Le goût au sens spécifique est, selon l'hypothèse que nous proposions plus haut, le système gestionnaire de la sensibilité ou de la subjectivité. Au sens générique, cette notion recouvre évidemment la même fonction, mais, de plus, le goût domine les règles, il a le dernier mot. « Le goût dirige », et les musiciens ne doivent pas être « esclaves de leurs règles » 1 . Cappus nous explique qu'en cas de difficulté technique « le goût et le mouvement déterminent ces différentes manières » 2 .
Le logicien reconnaîtra dans le goût, tel que nous le présentons, une structure paradoxale. Au niveau 1, le goût (sens spécifique) gère la musique arcadienne et non son opposé, la musique émancipée (gérée par les règles). Mais au niveau 2 (l'ensemble de la musique), le Goût (au sens générique) est réintroduit pour gérer la totalité que constituent ces deux formes musicales ; par-là, le goût gère non seulement ce dont il est déjà gestionnaire mais encore son opposé normalement géré par les règles.
On peut dire du goût qu'il rend compte d'une musique marquée par la subjectivité et l'émotion, par opposition à une musique obéissant à des règles objectives (qui ne sont en tout cas pas déterminées par les mouvements émotionnels du musicien).

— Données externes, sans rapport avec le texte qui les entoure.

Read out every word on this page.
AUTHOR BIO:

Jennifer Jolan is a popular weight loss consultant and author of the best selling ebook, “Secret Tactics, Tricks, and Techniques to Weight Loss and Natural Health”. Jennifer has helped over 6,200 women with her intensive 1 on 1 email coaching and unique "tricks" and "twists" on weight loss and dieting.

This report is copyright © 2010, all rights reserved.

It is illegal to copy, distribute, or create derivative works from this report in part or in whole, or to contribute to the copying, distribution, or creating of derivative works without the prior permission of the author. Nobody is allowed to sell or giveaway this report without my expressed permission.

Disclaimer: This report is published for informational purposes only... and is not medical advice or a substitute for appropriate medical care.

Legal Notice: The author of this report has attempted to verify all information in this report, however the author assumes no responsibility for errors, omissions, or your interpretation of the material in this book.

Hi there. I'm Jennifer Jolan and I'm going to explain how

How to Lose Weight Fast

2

Telle est du moins la situation au niveau 1. Mais, au niveau 2, en cas de conflit, le goût gère aussi l'autre musique. A la manière d'une autorité dominante, les règles objectives sont soumises à la subjectivité de l'homme de goût, ce qui pourra réconcilier les deux musiques.
TANNEVOT, Claude, Préface ou Discours sur la Vie et les Ouvrages de M. De la Lande, ouvrage cité dans Notes et références pour servir à une histoire de Michel-Richard Delalande, (sous la direction de Norbert Dufourcq), Paris, Picard, 1957.
CAPPPUS, Jean-Baptiste, Etrennes de Musique contenant une méthode courte et facile pour apprendre cet art en très peu de temps, Paris, 1730, p.25. Dans ce texte, il s’agit de savoir comment jouer les triolets.